Adaptation indexes for the responses computed in the early phase of the neuronal response. A: distributions of the adaptation indexes computed for each data point in Fig. 5, A and B, excluding those with both coordinates (responses) being nonpositive. Top and bottom graphs correspond to the data of primary visual cortex (V1) and laterointermediate area (LI), respectively, with both sharing the same abscissa. Positive and negative adaptation indexes correspond to the cases of response suppression and response enhancement with stimulus repetition, respectively, with the value of 0 indicating no response modulation. Bin width is 10%. B: median adaptation indexes computed across multiunit sites for each rat and brain area separately. The bars denote the 25th (Q1) and 75th (Q3) percentiles. N indicates the number of analyzed multiunit sites. *P < 0.005, significant difference from 0 (2-sided Wilcoxon signed-rank test). Black and gray arrows indicate the median adaptation indexes, computed across either all data points (A) or analyzed multiunit sites (B), in V1 and area LI, respectively.
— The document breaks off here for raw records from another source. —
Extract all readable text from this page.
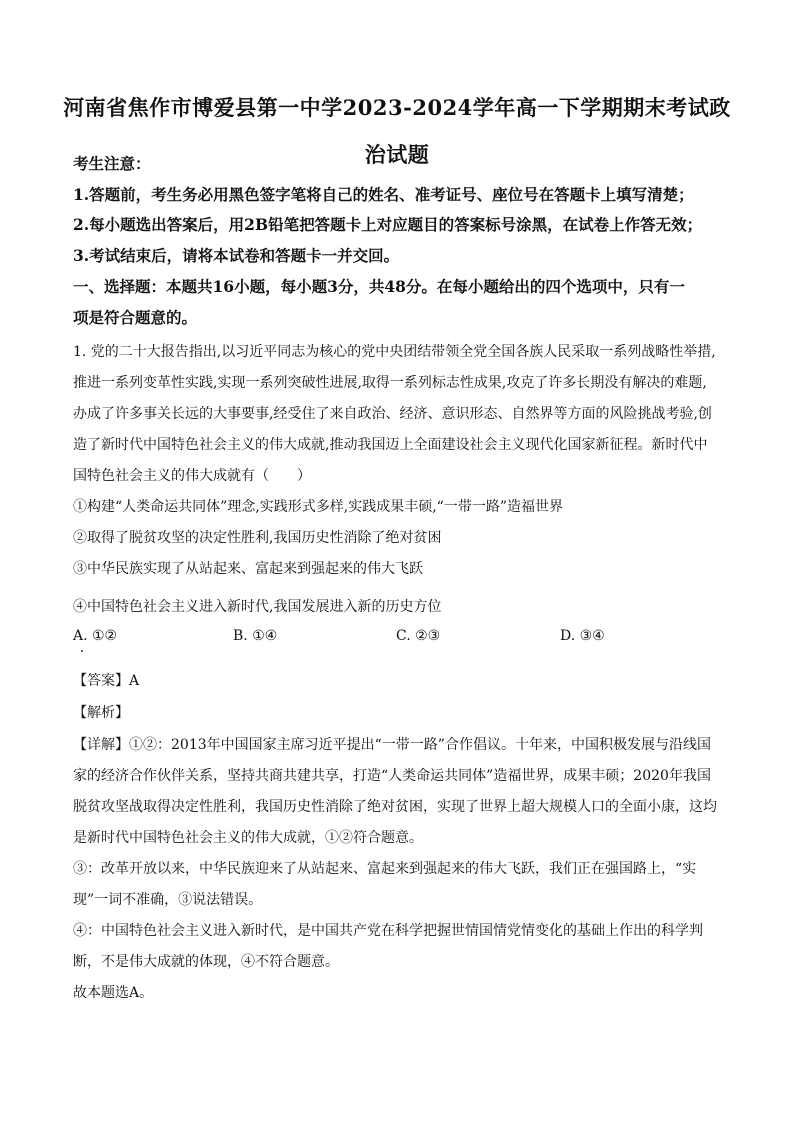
河南省焦作市博爱县第一中学2023-2024学年高一下学期期末考试政
治试题
考生注意：
1.答题前，考生务必用黑色签字笔将自己的姓名、准考证号、座位号在答题卡上填写清楚；
2.每小题选出答案后，用2B铅笔把答题卡上对应题目的答案标号涂黑，在试卷上作答无效；
3.考试结束后，请将本试卷和答题卡一并交回。
一、选择题：本题共16小题，每小题3分，共48分。在每小题给出的四个选项中，只有一
项是符合题意的。
1. 党的二十大报告指出,以习近平同志为核心的党中央团结带领全党全国各族人民采取一系列战略性举措,
推进一系列变革性实践,实现一系列突破性进展,取得一系列标志性成果,攻克了许多长期没有解决的难题,
办成了许多事关长远的大事要事,经受住了来自政治、经济、意识形态、自然界等方面的风险挑战考验,创
造了新时代中国特色社会主义的伟大成就,推动我国迈上全面建设社会主义现代化国家新征程。新时代中
国特色社会主义的伟大成就有（　　）
①构建“人类命运共同体”理念,实践形式多样,实践成果丰硕,“一带一路”造福世界
②取得了脱贫攻坚的决定性胜利,我国历史性消除了绝对贫困
③中华民族实现了从站起来、富起来到强起来的伟大飞跃
④中国特色社会主义进入新时代,我国发展进入新的历史方位
A. ①②	B. ①④	C. ②③	D. ③④
【答案】A
【解析】
【详解】①②：2013年中国国家主席习近平提出“一带一路”合作倡议。十年来，中国积极发展与沿线国
家的经济合作伙伴关系，坚持共商共建共享，打造“人类命运共同体”造福世界，成果丰硕；2020年我国
脱贫攻坚战取得决定性胜利，我国历史性消除了绝对贫困，实现了世界上超大规模人口的全面小康，这均
是新时代中国特色社会主义的伟大成就，①②符合题意。
③：改革开放以来，中华民族迎来了从站起来、富起来到强起来的伟大飞跃，我们正在强国路上，“实
现”一词不准确，③说法错误。
④：中国特色社会主义进入新时代，是中国共产党在科学把握世情国情党情变化的基础上作出的科学判
断，不是伟大成就的体现，④不符合题意。
故本题选A。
Different colors correspond to the data of different rats, with RX denoting the data of rat X; rat identifiers and colors are the same as those in Fig. 5.

Fig. 7.

Probing position and clutter sensitivity of the neuronal responses with stimulus-specific adaptation. A: responses to the same single stimulus (X) when being repeated vs. following a different single stimulus (Y) presented at the same position. B: same as in A, except that the adapter and test stimuli were presented at the two different positions. A black filled circle denotes a position with no stimulus being presented inside. C: responses to the same single stimulus (X) following adaptation to a compound stimulus. The compound stimulus included a simultaneous presentation of the two single stimuli, with either one (XY) or two (ZY) of them being different from the test stimulus (X). Stimulus X was presented at the same position throughout a trial. Only the data of the early phase of the neuronal response are presented. Each data point (open circles: primary visual cortex, V1; crosses: laterointermediate area, LI) represents a single analyzed multiunit site. Black and gray arrows correspond to the mean values of the presented data along the corresponding axes. For the sake of illustration, values beyond the limits of each axis are assigned a marginal value along that axis and presented as thus (denoted by ≥).